Considering previous case law of the European Court of Justice (ECJ), the court discussed the cases of United Kingdom v Council of the European Union (Case C-84/94) [1997] ICR 443 and Stringer v Revenue and Customs Commissioner (Case C-520/06) [2009] ICR 932. Noting that the decisions were relevant to different contexts than the point at issue, namely the definition of paid annual leave, the court determined to refer the questions outlined below to the ECJ:
“(i) Under (a) articles 7 of Council Directives 93/104/EC and 2003/88/EC and (b) clause 3 of the European Agreement annexed to the Council Directive 2000/79/EC: (1) to what, if any, extent does European law define or lay down any requirements as to the nature and/or level of the payments required to be made in respect of periods of paid annual leave; and (2) to what, if any, extent may Member States determine how such payments are to be calculated?

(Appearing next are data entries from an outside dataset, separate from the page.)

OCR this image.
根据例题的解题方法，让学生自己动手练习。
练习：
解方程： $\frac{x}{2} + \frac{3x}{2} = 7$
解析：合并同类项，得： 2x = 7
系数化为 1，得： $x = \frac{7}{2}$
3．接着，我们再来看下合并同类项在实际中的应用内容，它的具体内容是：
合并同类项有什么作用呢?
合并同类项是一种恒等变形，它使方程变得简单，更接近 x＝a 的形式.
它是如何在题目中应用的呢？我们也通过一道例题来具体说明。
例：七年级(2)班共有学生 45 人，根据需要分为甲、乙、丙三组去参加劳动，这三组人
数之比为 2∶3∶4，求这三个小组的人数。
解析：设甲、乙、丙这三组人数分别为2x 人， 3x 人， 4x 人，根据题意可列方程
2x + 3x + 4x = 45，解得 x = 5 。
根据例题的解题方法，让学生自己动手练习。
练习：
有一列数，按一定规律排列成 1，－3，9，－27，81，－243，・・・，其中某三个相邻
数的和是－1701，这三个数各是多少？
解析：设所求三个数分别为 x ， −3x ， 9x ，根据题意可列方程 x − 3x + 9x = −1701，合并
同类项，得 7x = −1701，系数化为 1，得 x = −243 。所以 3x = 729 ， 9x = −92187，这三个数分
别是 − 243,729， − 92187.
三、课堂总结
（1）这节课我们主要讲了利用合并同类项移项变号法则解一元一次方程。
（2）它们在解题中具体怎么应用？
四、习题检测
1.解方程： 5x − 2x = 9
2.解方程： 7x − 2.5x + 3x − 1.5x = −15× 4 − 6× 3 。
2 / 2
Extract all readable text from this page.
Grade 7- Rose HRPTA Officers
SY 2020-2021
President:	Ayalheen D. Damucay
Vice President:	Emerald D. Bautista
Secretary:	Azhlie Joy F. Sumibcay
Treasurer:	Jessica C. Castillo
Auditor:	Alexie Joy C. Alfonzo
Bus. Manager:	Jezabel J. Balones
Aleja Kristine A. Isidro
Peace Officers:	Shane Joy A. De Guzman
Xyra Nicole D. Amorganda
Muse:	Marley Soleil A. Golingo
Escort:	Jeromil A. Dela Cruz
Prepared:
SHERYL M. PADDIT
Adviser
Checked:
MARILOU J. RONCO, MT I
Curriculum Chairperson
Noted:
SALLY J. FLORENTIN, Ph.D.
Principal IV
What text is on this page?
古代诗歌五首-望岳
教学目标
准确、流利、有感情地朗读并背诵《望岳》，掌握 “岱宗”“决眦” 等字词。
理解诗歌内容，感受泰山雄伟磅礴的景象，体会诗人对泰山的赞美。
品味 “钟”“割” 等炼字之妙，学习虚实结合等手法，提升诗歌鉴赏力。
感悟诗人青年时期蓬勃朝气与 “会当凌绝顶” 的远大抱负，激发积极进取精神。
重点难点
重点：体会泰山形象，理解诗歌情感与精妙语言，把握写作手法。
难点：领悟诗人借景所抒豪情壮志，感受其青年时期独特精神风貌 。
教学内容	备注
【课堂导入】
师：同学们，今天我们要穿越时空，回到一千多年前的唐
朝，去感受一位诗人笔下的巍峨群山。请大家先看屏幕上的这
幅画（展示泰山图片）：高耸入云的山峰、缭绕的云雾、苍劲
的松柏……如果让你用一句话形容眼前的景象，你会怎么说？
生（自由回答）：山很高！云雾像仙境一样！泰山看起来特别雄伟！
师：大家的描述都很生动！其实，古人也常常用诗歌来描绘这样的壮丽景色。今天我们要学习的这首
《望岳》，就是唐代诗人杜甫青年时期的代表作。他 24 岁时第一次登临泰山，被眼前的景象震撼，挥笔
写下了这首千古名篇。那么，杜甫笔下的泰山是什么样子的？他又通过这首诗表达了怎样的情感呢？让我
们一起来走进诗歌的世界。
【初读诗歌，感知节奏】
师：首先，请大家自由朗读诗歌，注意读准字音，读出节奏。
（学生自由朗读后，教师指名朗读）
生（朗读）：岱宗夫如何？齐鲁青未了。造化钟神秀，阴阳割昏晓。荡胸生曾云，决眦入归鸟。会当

(ii) In particular, is it sufficient that, under national law and/or practice and/or under the collective agreements and/or contractual arrangements negotiated between employers and workers, the payment made enables and encourages the worker to take and to enjoy, in the fullest sense of these words, his or her annual leave; and does not involve any sensible risk that the worker will not do so?
(iii) Or is it required that the pay should either (a) correspond precisely with or (b) be broadly comparable to the worker's "normal" pay?
Further, in the event of an affirmative answer to question (iii)(a) or (b):
(iv) Is the relevant measure or comparison (a) pay that the worker would have earned during the particular leave period if he or she had been working, instead of on leave, or (b) pay which he or she was earning during some other, and if so what, period when he or she was working?
(v) How should "normal" or "comparable" pay be assessed in circumstances where (a) a worker's remuneration while working is supplemented if and to the extent that he or she engages in a particular activity; (b) where there is an annual or other limit on the extent to which, or time during which, the worker may engage in that activity, and that limit has been already exceeded or almost exceeded at the time(s) when annual leave is taken, so that the worker would not in fact have been permitted to engage in that activity had he been working, instead of on leave?”